Laser Beams of Human Consciousness
Such is the power of asking simple questions and demanding answers that Anthony Robbins calls them "the laser beams of human consciousness", able to penetrate fogs of confusion, misconception and mis-representation.

"The important things is not to stop questioning" said Albert Einstein – advice taken by Nobel prize-winning physicist Richard Feynman was never afraid to ask lots of seemingly naïve questions, all the time visualizing the implications of the answers he received for actual physics of the situation – often leading people to think that he was not really very bright, until he finally posed another simple question that confounded their whole theory.

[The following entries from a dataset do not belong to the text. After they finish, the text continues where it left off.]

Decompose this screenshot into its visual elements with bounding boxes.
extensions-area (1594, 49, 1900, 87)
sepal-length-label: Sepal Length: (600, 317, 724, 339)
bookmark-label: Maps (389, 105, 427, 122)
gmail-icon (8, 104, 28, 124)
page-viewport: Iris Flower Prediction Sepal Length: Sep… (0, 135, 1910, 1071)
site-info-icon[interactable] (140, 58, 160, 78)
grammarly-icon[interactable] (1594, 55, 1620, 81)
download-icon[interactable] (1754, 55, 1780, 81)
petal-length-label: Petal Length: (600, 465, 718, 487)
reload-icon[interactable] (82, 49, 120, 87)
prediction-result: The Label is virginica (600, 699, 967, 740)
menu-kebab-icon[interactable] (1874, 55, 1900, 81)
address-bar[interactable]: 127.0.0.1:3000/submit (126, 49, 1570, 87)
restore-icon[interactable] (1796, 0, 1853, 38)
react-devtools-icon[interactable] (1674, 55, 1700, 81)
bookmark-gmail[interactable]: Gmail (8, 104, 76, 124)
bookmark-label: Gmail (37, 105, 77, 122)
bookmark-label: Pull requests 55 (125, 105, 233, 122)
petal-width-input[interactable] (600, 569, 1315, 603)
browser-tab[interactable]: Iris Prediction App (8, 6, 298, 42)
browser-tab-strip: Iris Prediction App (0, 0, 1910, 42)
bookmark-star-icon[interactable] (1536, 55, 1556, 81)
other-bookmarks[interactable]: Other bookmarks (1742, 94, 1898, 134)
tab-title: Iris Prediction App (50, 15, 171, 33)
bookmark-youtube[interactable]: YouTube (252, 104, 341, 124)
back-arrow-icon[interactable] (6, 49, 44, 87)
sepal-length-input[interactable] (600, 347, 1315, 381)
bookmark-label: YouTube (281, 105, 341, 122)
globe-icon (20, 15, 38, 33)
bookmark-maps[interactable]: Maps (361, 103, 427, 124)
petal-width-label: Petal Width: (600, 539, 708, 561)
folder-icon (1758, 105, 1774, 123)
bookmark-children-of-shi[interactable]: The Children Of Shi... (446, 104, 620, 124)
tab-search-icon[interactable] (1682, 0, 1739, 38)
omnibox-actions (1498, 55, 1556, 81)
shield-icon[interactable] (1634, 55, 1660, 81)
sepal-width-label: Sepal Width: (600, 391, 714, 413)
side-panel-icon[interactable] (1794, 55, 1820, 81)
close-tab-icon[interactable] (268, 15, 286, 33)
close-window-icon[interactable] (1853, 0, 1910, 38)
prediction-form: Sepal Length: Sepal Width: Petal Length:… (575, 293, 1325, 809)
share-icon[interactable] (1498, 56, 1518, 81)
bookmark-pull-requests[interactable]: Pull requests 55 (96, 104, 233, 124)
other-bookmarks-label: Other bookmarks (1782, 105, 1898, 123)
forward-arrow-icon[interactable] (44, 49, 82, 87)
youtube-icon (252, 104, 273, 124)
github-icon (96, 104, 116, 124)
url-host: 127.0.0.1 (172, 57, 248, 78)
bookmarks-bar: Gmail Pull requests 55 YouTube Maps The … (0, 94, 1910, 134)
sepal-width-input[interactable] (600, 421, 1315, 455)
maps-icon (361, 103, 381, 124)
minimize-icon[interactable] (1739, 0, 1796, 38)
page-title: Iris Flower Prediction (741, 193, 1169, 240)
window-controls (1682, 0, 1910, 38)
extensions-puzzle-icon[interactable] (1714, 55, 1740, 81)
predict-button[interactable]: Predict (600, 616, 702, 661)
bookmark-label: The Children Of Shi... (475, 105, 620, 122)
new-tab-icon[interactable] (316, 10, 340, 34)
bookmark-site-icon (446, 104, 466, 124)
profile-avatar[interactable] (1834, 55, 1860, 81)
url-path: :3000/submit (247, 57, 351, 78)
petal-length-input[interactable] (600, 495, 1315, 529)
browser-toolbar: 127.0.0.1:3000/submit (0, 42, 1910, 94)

Relentless questioning of situations in order to identify variables that can be manipulated and controlled is the basis of engineering design --and the tracing out of cause-and-effect chains that allow predictions to be make that can then be tested by experiment is the foundation of science in general.

Entrepreneurial Analysis
In "Profile of the Entrepreneur", Alan Bartlett explains how the would-be entrepreneur constantly strives to understand how the business he is involved in works, so that he can identify the key variables and so divert the flow of cash into his direction. Just like a scientists, he devises various theories and tests them by practical experiment, discarding the faulty ones and refining the good one to perfection, often discovering important insights that other people have overlooked.

SWOT
The acronym SWOT stands for the marketing technique whereby a business strives to improve by identifying and analysing: Strengths, Weaknesses, Opportunities, and Threats. Once again, this is an attempt to identify variables in a search for creative breakthroughs. This scientific approach, with a stress on identifying key assets of a business, is well discussed by Kenichi Omhae in "The Mind of the Strategist".

Brainstorming
No matter how persistently we examine a situation, our viewpoint will necessarily be limited – which is why, in the second line of this section of the “Song”, we find the rather odd question: “Why do you want to watch me as I dance between the rows of onlookers?” The obvious answer being, “So that we can get totally different and opposite viewpoints on the situation” -- which is why “Brainstorming” is done in groups, in order to involve people with different viewpoints, experiences, and emotional involvement with the situation.